The discussion forums are more important than ever when teaching online – these are key opportunities for students to connect with you and your peers – so it’s useful to think about how you’ll keep the conversation going. Students are more likely to post in forums if they know you’re paying attention so let them know that you’ll be monitoring the posts even if you’re not responding. Be more active in the forums early on – respond to or ‘like’ posts, and prompt other students to get involved in the conversations – once students are active in the forums, it’s easier to sustain that. Check out some more tips for facilitating discussion forums here.

  1. Try it out

Make sure you practice using any new software before using it for your classes. This is also a good idea for your students – if you’re using BbCollaborate for the first time, can you schedule a trial session before the first seminar so your students can log in, familiarise themselves with the platform and identify any connection issues?

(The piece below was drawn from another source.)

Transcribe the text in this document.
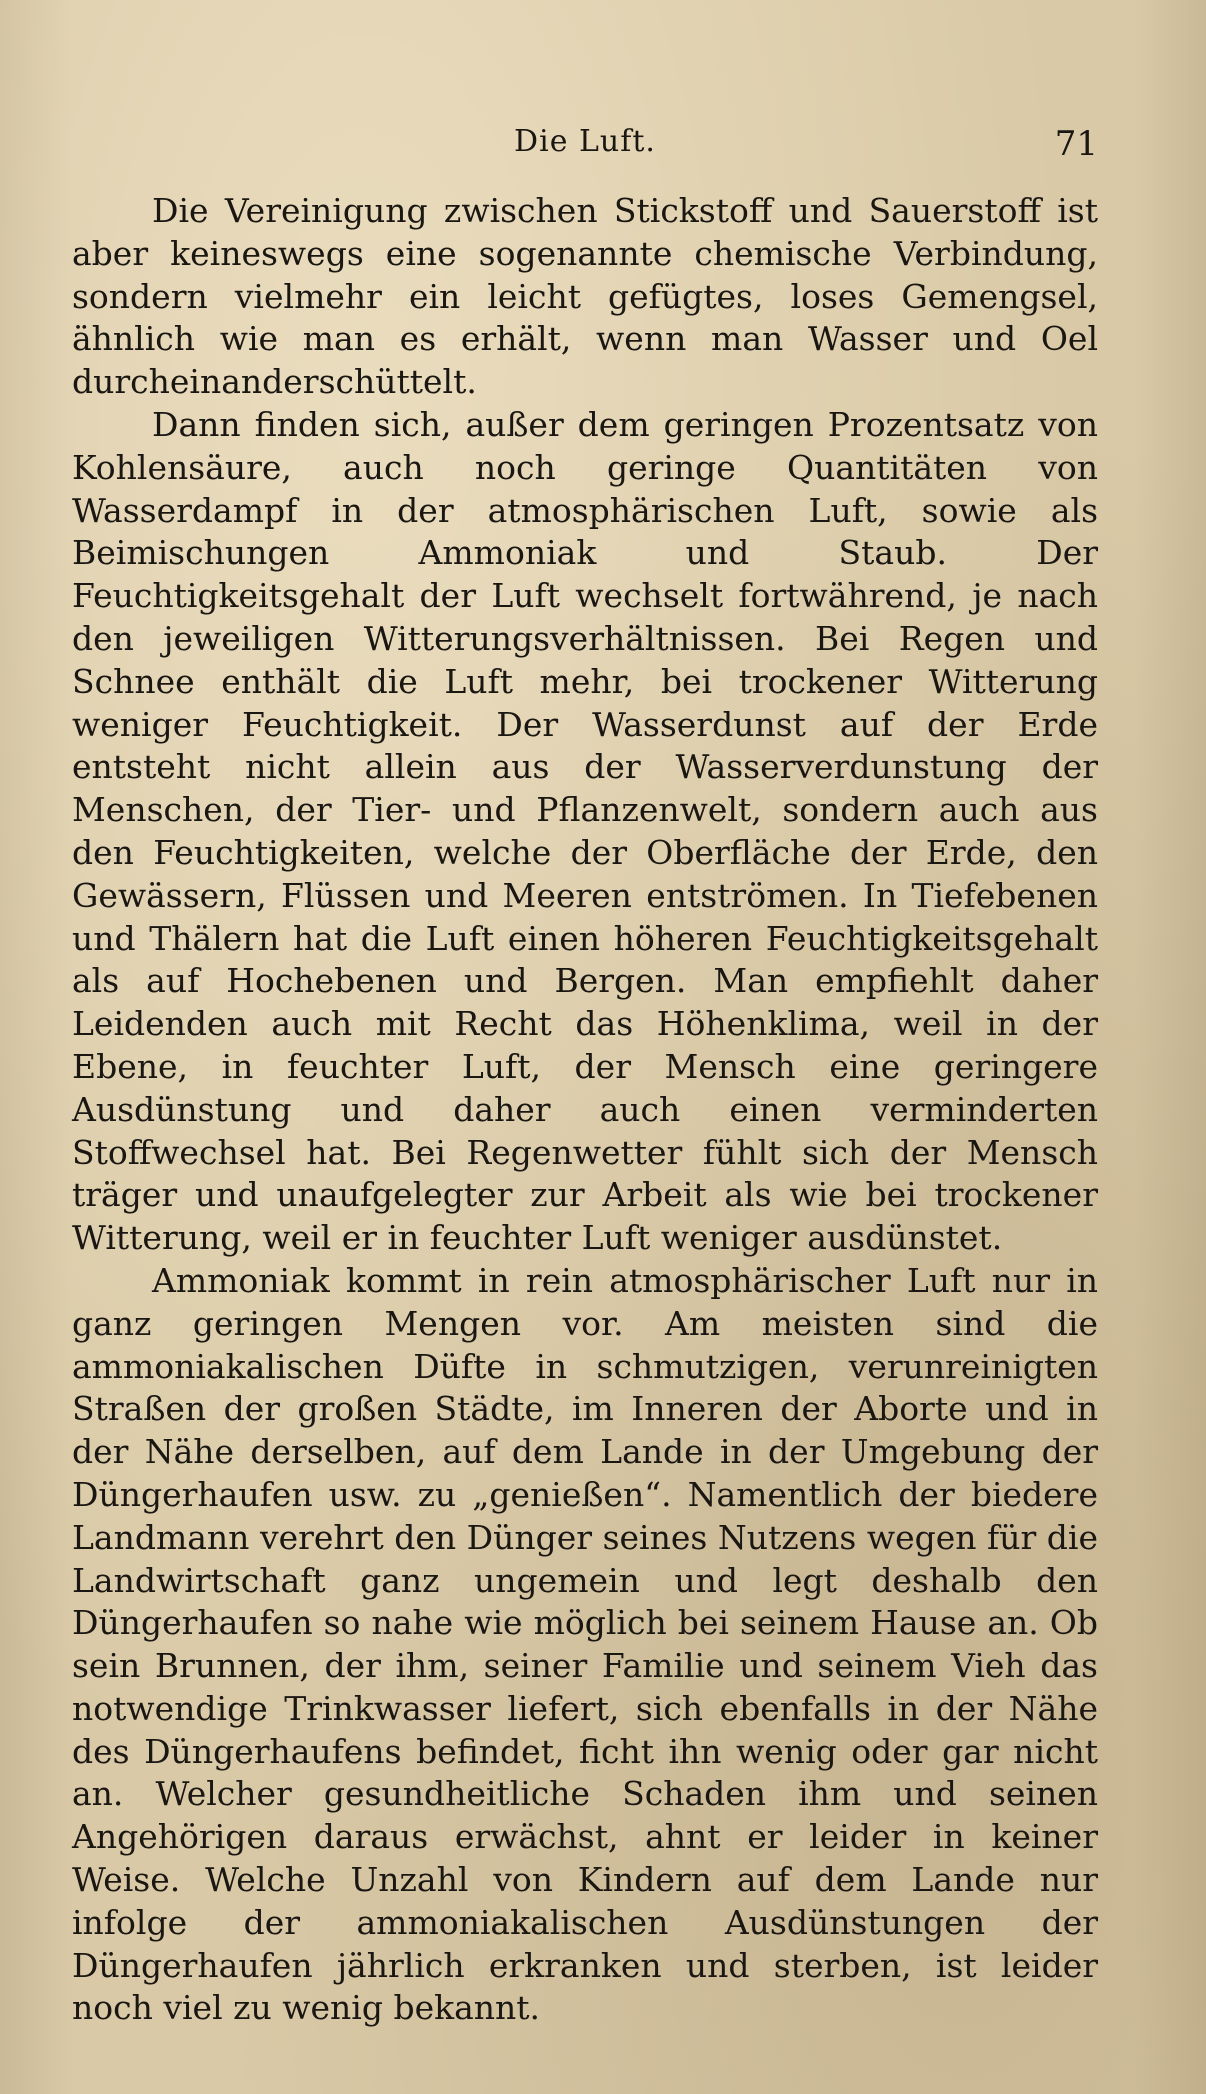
Die Luft.	71

Die Vereinigung zwischen Stickstoff und Sauerstoff ist aber keineswegs eine sogenannte chemische Verbindung, sondern vielmehr ein leicht gefügtes, loses Gemengsel, ähnlich wie man es erhält, wenn man Wasser und Oel durcheinanderschüttelt.

Dann finden sich, außer dem geringen Prozentsatz von Kohlensäure, auch noch geringe Quantitäten von Wasserdampf in der atmosphärischen Luft, sowie als Beimischungen Ammoniak und Staub. Der Feuchtigkeitsgehalt der Luft wechselt fortwährend, je nach den jeweiligen Witterungsverhältnissen. Bei Regen und Schnee enthält die Luft mehr, bei trockener Witterung weniger Feuchtigkeit. Der Wasserdunst auf der Erde entsteht nicht allein aus der Wasserverdunstung der Menschen, der Tier- und Pflanzenwelt, sondern auch aus den Feuchtigkeiten, welche der Oberfläche der Erde, den Gewässern, Flüssen und Meeren entströmen. In Tiefebenen und Thälern hat die Luft einen höheren Feuchtigkeitsgehalt als auf Hochebenen und Bergen. Man empfiehlt daher Leidenden auch mit Recht das Höhenklima, weil in der Ebene, in feuchter Luft, der Mensch eine geringere Ausdünstung und daher auch einen verminderten Stoffwechsel hat. Bei Regenwetter fühlt sich der Mensch träger und unaufgelegter zur Arbeit als wie bei trockener Witterung, weil er in feuchter Luft weniger ausdünstet.

Ammoniak kommt in rein atmosphärischer Luft nur in ganz geringen Mengen vor. Am meisten sind die ammoniakalischen Düfte in schmutzigen, verunreinigten Straßen der großen Städte, im Inneren der Aborte und in der Nähe derselben, auf dem Lande in der Umgebung der Düngerhaufen usw. zu „genießen“. Namentlich der biedere Landmann verehrt den Dünger seines Nutzens wegen für die Landwirtschaft ganz ungemein und legt deshalb den Düngerhaufen so nahe wie möglich bei seinem Hause an. Ob sein Brunnen, der ihm, seiner Familie und seinem Vieh das notwendige Trinkwasser liefert, sich ebenfalls in der Nähe des Düngerhaufens befindet, ficht ihn wenig oder gar nicht an. Welcher gesundheitliche Schaden ihm und seinen Angehörigen daraus erwächst, ahnt er leider in keiner Weise. Welche Unzahl von Kindern auf dem Lande nur infolge der ammoniakalischen Ausdünstungen der Düngerhaufen jährlich erkranken und sterben, ist leider noch viel zu wenig bekannt.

For help, check out the CloudDeakin guides – and your students can get help from the IT Help page.  Keep an eye out for “How to use BbCollaborate” sessions which will be available from later this week.

  1. Allow extra time

If you are providing online seminars, be aware that activities take longer online than in person. You’ll need to allow extra time for students to type and share their responses. If you’re using breakout groups in BbCollaborate for group discussions, let students know how long they’ll have in the breakout group and give them a reminder when the time is nearly up.

  1. Check in regularly

It can be tricky sometimes to gauge students’ understanding of the content when you are not in the same room with them so make sure you take plenty of opportunities to clarify their understanding. Post questions in discussion forums, or use quizzes or online polling tools, to check and clarify students’ progress. This is particularly important in the lead-up to assessments.

  1. Take your office hours online

If you have regularly scheduled office hours in which students can come and see you, think about how you’ll offer these online. You might like to schedule drop-in sessions via BbCollaborate or use the chat function in MS Teams. You might let students know that you’ll use that time to respond to their email queries – or suggest that they book a phone consult with you instead.